I have a challenge for you.
I want you to think about the industrialized world (you know, the one you live in, where you use money for stuff) in two categories:
The first is services. The second is products.
Think about what you spend money on. Think about what you do for work. Think about that really awesome business idea you and your buddies came up with around last call that would totally make you millionaires.
I want you to close your eyes (actually don’t do that, then you can’t read) and think about the difference between the products and the services involved in all those industries.
A product “is anything that can be offered to a market that might satisfy a want or need.” Anything. Products are things. Products can be owned.
A service is an action or process that a person or business provides to another. A service cannot be owned. Providing a service is something a person does, not something they are. Here, we are selling an non-tangible action, not an object.
For example: In music, a service would be performing a concert; a product would be the recorded CD of that concert. In finance, a product would be a bank account while a service would be a personal tax consultation. In education, teaching is a service while learning software and textbooks are products.
Human beings, fundamentally, are service providers. People may provide services that result in products, but they should never be products themselves. It would be offensive for us to treat them that way, wouldn’t it?

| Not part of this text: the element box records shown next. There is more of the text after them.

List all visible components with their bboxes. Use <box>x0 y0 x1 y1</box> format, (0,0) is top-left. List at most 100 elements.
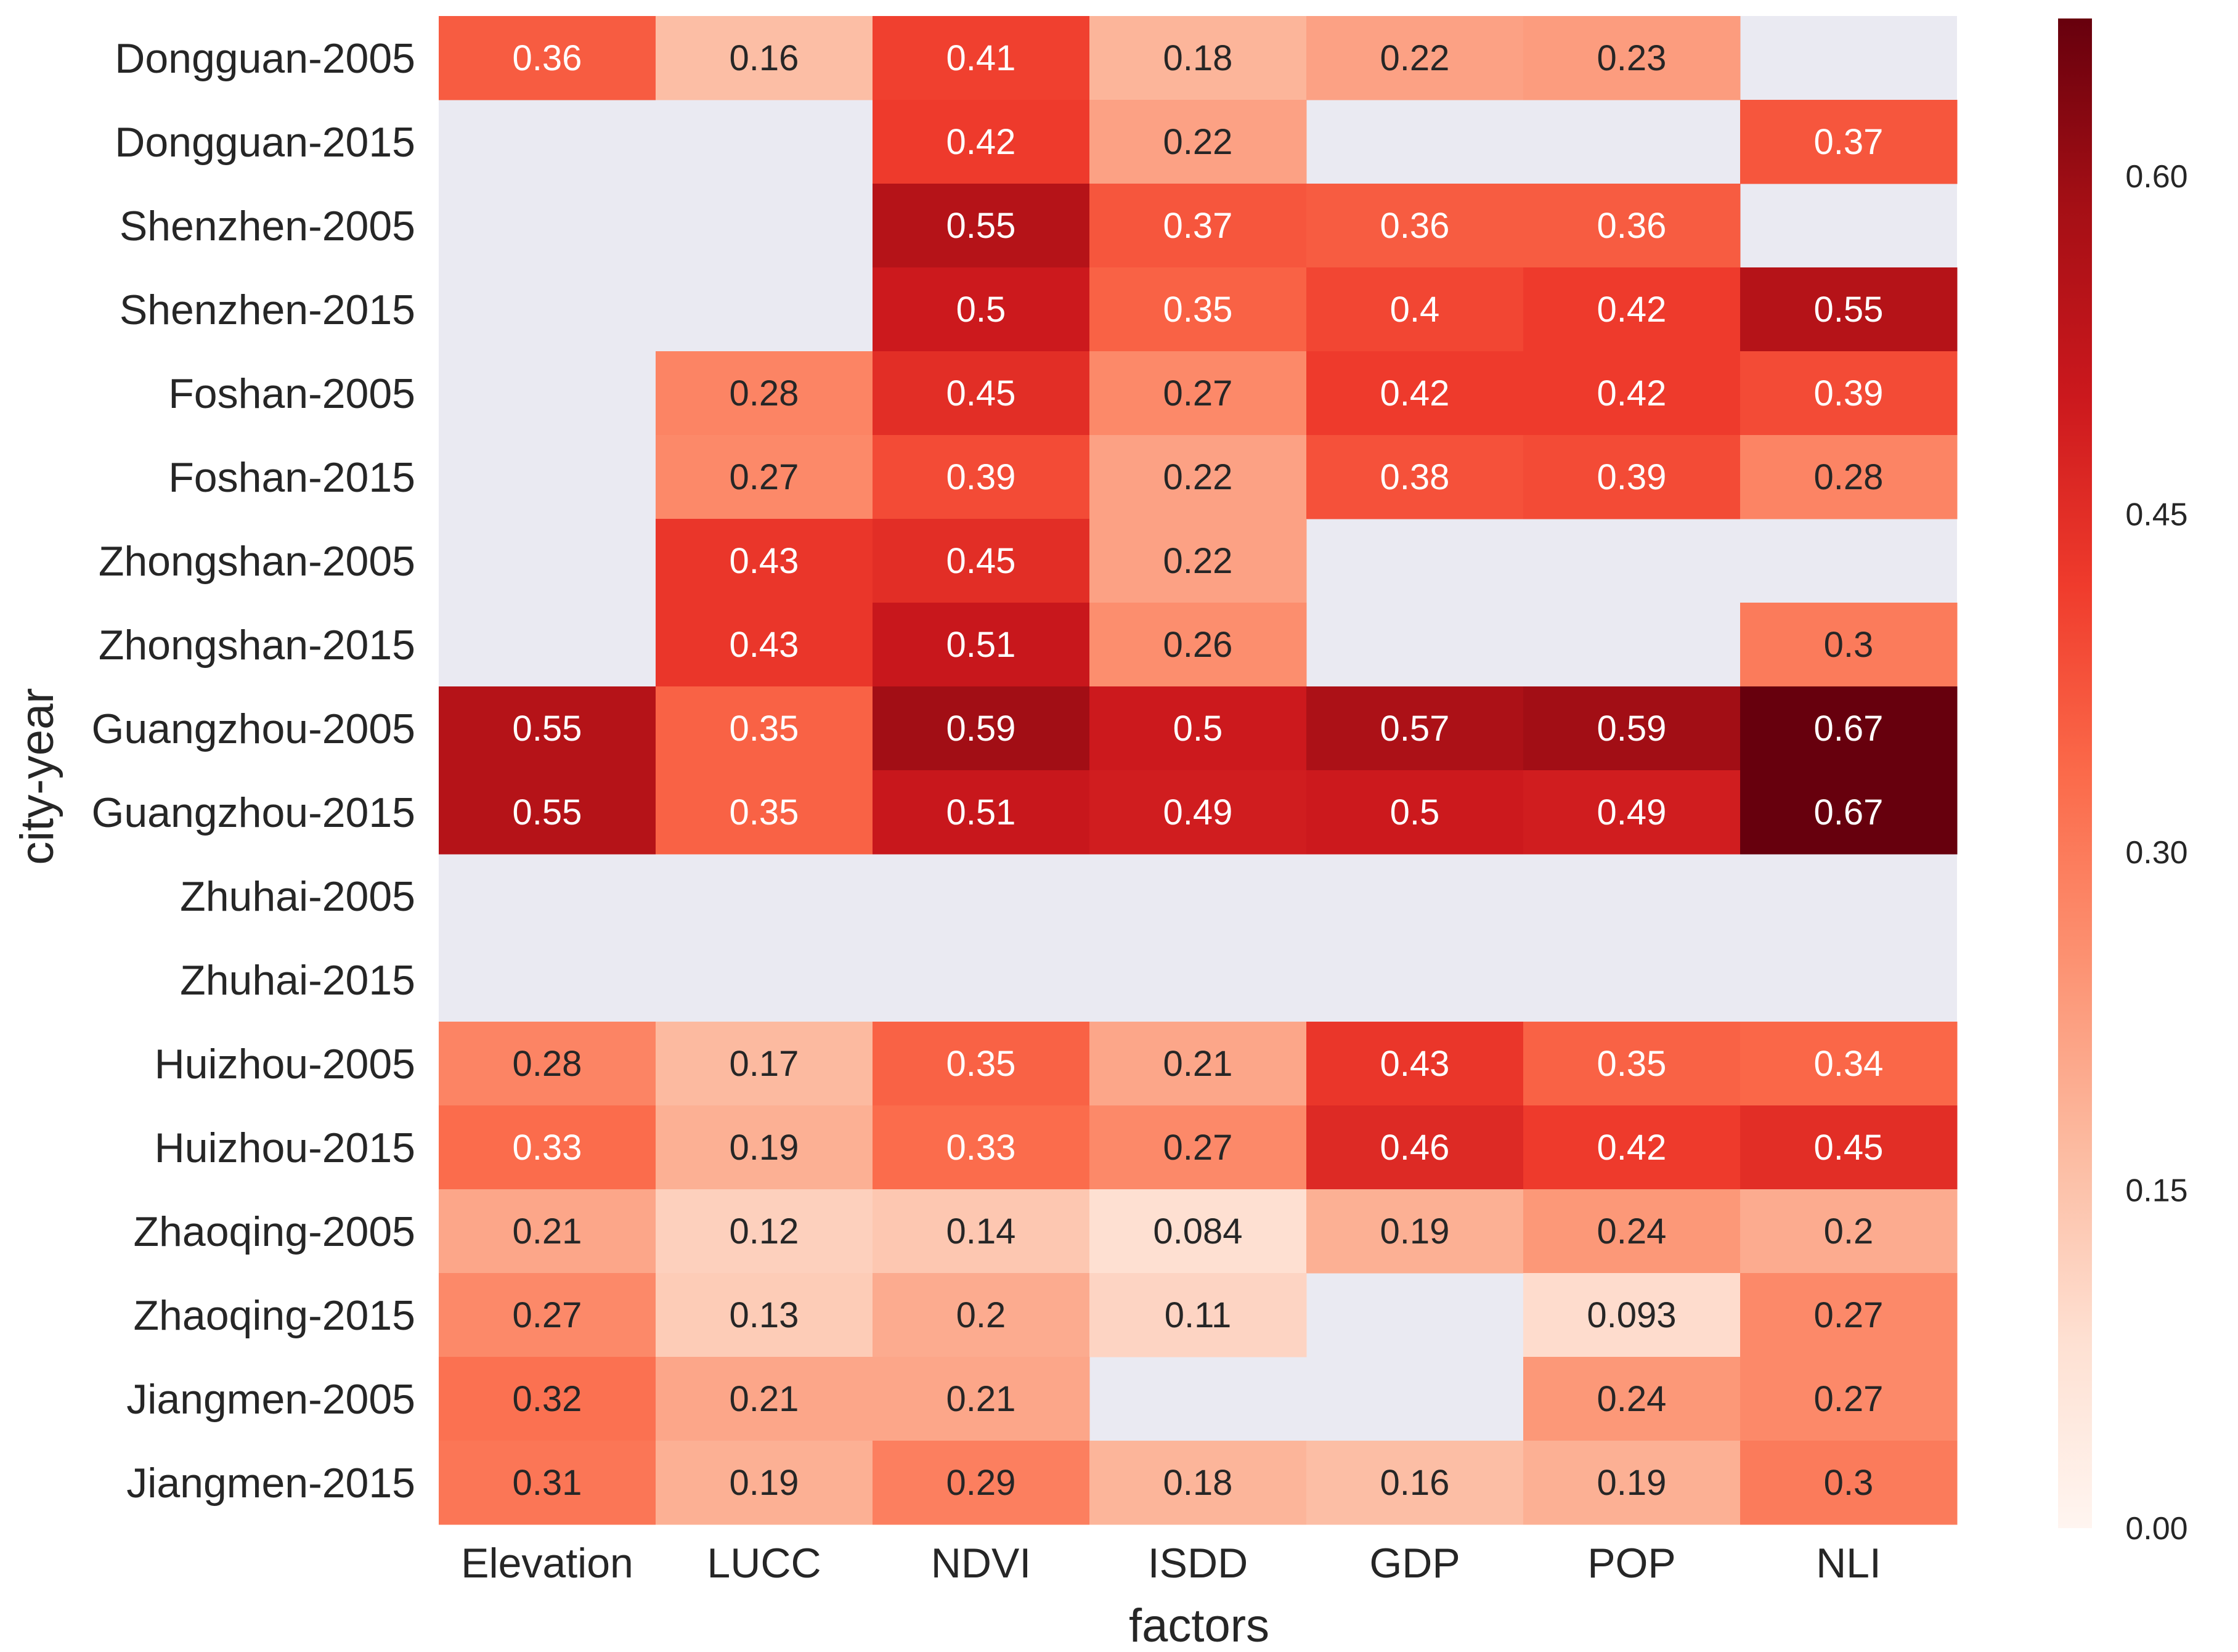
row-tick-label: Shenzhen-2015 <box>120 287 415 333</box>
heatmap-cell <box>873 435 1090 519</box>
cell-value-label: 0.67 <box>1814 792 1884 832</box>
heatmap-cell <box>439 1105 656 1190</box>
heatmap-cell <box>656 1022 873 1106</box>
cell-value-label: 0.21 <box>513 1211 582 1251</box>
cell-value-label: 0.43 <box>730 541 799 581</box>
cell-value-label: 0.36 <box>1597 206 1667 246</box>
heatmap-cell <box>656 1273 873 1357</box>
heatmap-cell <box>1306 184 1524 268</box>
colorbar-gradient <box>2058 18 2092 1528</box>
heatmap-cell <box>1740 770 1958 855</box>
cell-value-label: 0.3 <box>1824 1463 1874 1503</box>
cell-value-label: 0.22 <box>1163 457 1233 497</box>
cell-value-label: 0.21 <box>1163 1044 1233 1084</box>
heatmap-cell <box>1306 1441 1524 1525</box>
cell-value-label: 0.22 <box>1380 38 1450 78</box>
cell-value-label: 0.42 <box>1597 1128 1667 1168</box>
cell-value-label: 0.19 <box>730 1128 799 1168</box>
cell-value-label: 0.45 <box>946 541 1016 581</box>
row-tick-label: Huizhou-2015 <box>155 1125 415 1171</box>
cell-value-label: 0.45 <box>1814 1128 1884 1168</box>
cell-value-label: 0.17 <box>730 1044 799 1084</box>
cell-value-label: 0.5 <box>956 290 1006 330</box>
cell-value-label: 0.31 <box>513 1463 582 1503</box>
heatmap-cell <box>1306 686 1524 771</box>
cell-value-label: 0.5 <box>1390 792 1440 832</box>
cell-value-label: 0.4 <box>1390 290 1440 330</box>
heatmap-cell <box>1523 184 1741 268</box>
cell-value-label: 0.18 <box>1163 38 1233 78</box>
cell-value-label: 0.24 <box>1597 1211 1667 1251</box>
heatmap-cell <box>439 1022 656 1106</box>
heatmap-cell <box>873 351 1090 436</box>
cell-value-label: 0.23 <box>1597 38 1667 78</box>
cell-value-label: 0.55 <box>946 206 1016 246</box>
heatmap-cell <box>873 1105 1090 1190</box>
cell-value-label: 0.21 <box>946 1379 1016 1419</box>
cell-value-label: 0.22 <box>1163 122 1233 162</box>
cell-value-label: 0.42 <box>946 122 1016 162</box>
heatmap-cell <box>656 519 873 603</box>
heatmap-cell <box>656 686 873 771</box>
heatmap-cell <box>1306 16 1524 100</box>
row-tick-label: Zhongshan-2005 <box>99 538 415 585</box>
cell-value-label: 0.55 <box>513 709 582 749</box>
column-labels: Elevation LUCC NDVI ISDD GDP POP NLI <box>461 1540 1881 1587</box>
cell-value-label: 0.35 <box>1163 290 1233 330</box>
cell-value-label: 0.29 <box>946 1463 1016 1503</box>
heatmap-cell <box>1306 1189 1524 1274</box>
cell-value-label: 0.39 <box>1597 457 1667 497</box>
colorbar-ticks: 0.00 0.15 0.30 0.45 0.60 <box>2125 159 2187 1547</box>
heatmap-cell <box>439 1441 656 1525</box>
heatmap-cell <box>1740 1441 1958 1525</box>
cell-value-label: 0.49 <box>1597 792 1667 832</box>
cell-value-label: 0.35 <box>730 792 799 832</box>
cell-value-label: 0.27 <box>730 457 799 497</box>
cell-value-label: 0.49 <box>1163 792 1233 832</box>
cell-value-label: 0.51 <box>946 625 1016 665</box>
row-tick-label: Foshan-2005 <box>168 370 415 417</box>
heatmap-cell <box>1740 435 1958 519</box>
heatmap-cell <box>873 16 1090 100</box>
colorbar: 0.00 0.15 0.30 0.45 0.60 <box>2058 18 2188 1547</box>
row-tick-label: Zhaoqing-2015 <box>134 1292 415 1339</box>
cell-value-label: 0.39 <box>1814 373 1884 413</box>
heatmap-cell <box>873 267 1090 352</box>
cell-value-label: 0.38 <box>1380 457 1450 497</box>
cell-value-label: 0.2 <box>1824 1211 1874 1251</box>
cell-value-label: 0.37 <box>1814 122 1884 162</box>
row-tick-label: Guangzhou-2005 <box>91 706 415 752</box>
cell-value-label: 0.45 <box>946 373 1016 413</box>
row-tick-label: Zhaoqing-2005 <box>134 1208 415 1255</box>
heatmap-cell <box>1089 603 1307 687</box>
heatmap-cell <box>1523 435 1741 519</box>
column-tick-label: GDP <box>1369 1540 1460 1587</box>
heatmap-cell <box>656 603 873 687</box>
heatmap-cell <box>873 1189 1090 1274</box>
heatmap-cells: 0.36 0.16 0.41 0.18 0.22 0.23 0.42 0.22 0.37 0.55… <box>439 16 1958 1525</box>
heatmap-cell <box>439 1273 656 1357</box>
colorbar-tick-label: 0.30 <box>2125 835 2187 871</box>
heatmap-cell <box>656 1441 873 1525</box>
heatmap-cell <box>656 1105 873 1190</box>
heatmap-cell <box>1523 1273 1741 1357</box>
cell-value-label: 0.43 <box>730 625 799 665</box>
cell-value-label: 0.43 <box>1380 1044 1450 1084</box>
cell-value-label: 0.084 <box>1153 1211 1242 1251</box>
heatmap-cell <box>873 770 1090 855</box>
heatmap-cell <box>1306 351 1524 436</box>
row-labels: Dongguan-2005 Dongguan-2015 Shenzhen-2005 S… <box>91 35 415 1507</box>
cell-value-label: 0.46 <box>1380 1128 1450 1168</box>
cell-value-label: 0.41 <box>946 38 1016 78</box>
column-tick-label: POP <box>1587 1540 1676 1587</box>
heatmap-cell <box>1306 770 1524 855</box>
cell-value-label: 0.11 <box>1165 1295 1232 1335</box>
row-tick-label: Foshan-2015 <box>168 454 415 501</box>
cell-value-label: 0.55 <box>1814 290 1884 330</box>
heatmap-cell <box>1089 1022 1307 1106</box>
heatmap-cell <box>1523 770 1741 855</box>
cell-value-label: 0.13 <box>730 1295 799 1335</box>
heatmap-cell <box>873 1357 1090 1441</box>
heatmap-cell <box>1523 1105 1741 1190</box>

As such, any industry which appears to be selling people as a product deserves serious scrutiny.
Picked. Traded. Owned. Branded.
We use a lot of “product” words to talk about certain people in our society.
It isn’t surprising that we do this. We seem to think we’re some highly evolved society, that we have somehow figured out how to properly humanize people. We haven’t. Only a few centuries ago, we were explicitly buying and selling people as slaves. This means that our capitalist system has a major history of people-as-products, one which persists in ways which are obvious (human trafficking, for example) and not-so-obvious (celebrity culture, college sports, the deifying of religious leaders, etc).
I’m sure there are also hundreds of human nature-y reasons why we might objectify people. Sometimes, we look up to someone (or the idea of someone) so much that we almost literally want to own a piece of them. Other times, we recognize that people can serve a purpose in our lives and “use” them in that way.
But when objectification becomes the cornerstone of entire industries, when we turn people into sellable products, wow.
That’s really bad.
Perhaps the worst part is that we have created a world where becoming a product is glamourized. That’s success, right? Isn’t being contractually tied to a company a good thing, a secure thing? Isn’t being a cover girl, a professional athlete, or a figurehead something to be sought after?
As long as those are jobs, as long as they are services that a human being is providing in good faith, then fine. Fine. But when being owned becomes our definition of success, something is terribly wrong. When people are becoming products because it’s the only way they feel like they can be seen (and hey, don’t we all want to be seen sometimes?) or loved or wanted, something is terribly wrong.
So keep your eyes open, friends. Keep looking for people who are being treated as products, for human beings who are being bought, sold, and owned. Watch out for that product-centric language that we use so often when talking about people, especially those in the spotlight or who “serve a purpose” (yuck).
It happens more frequently than we think and, in my opinion, it’s the biggest mistake we make with each other.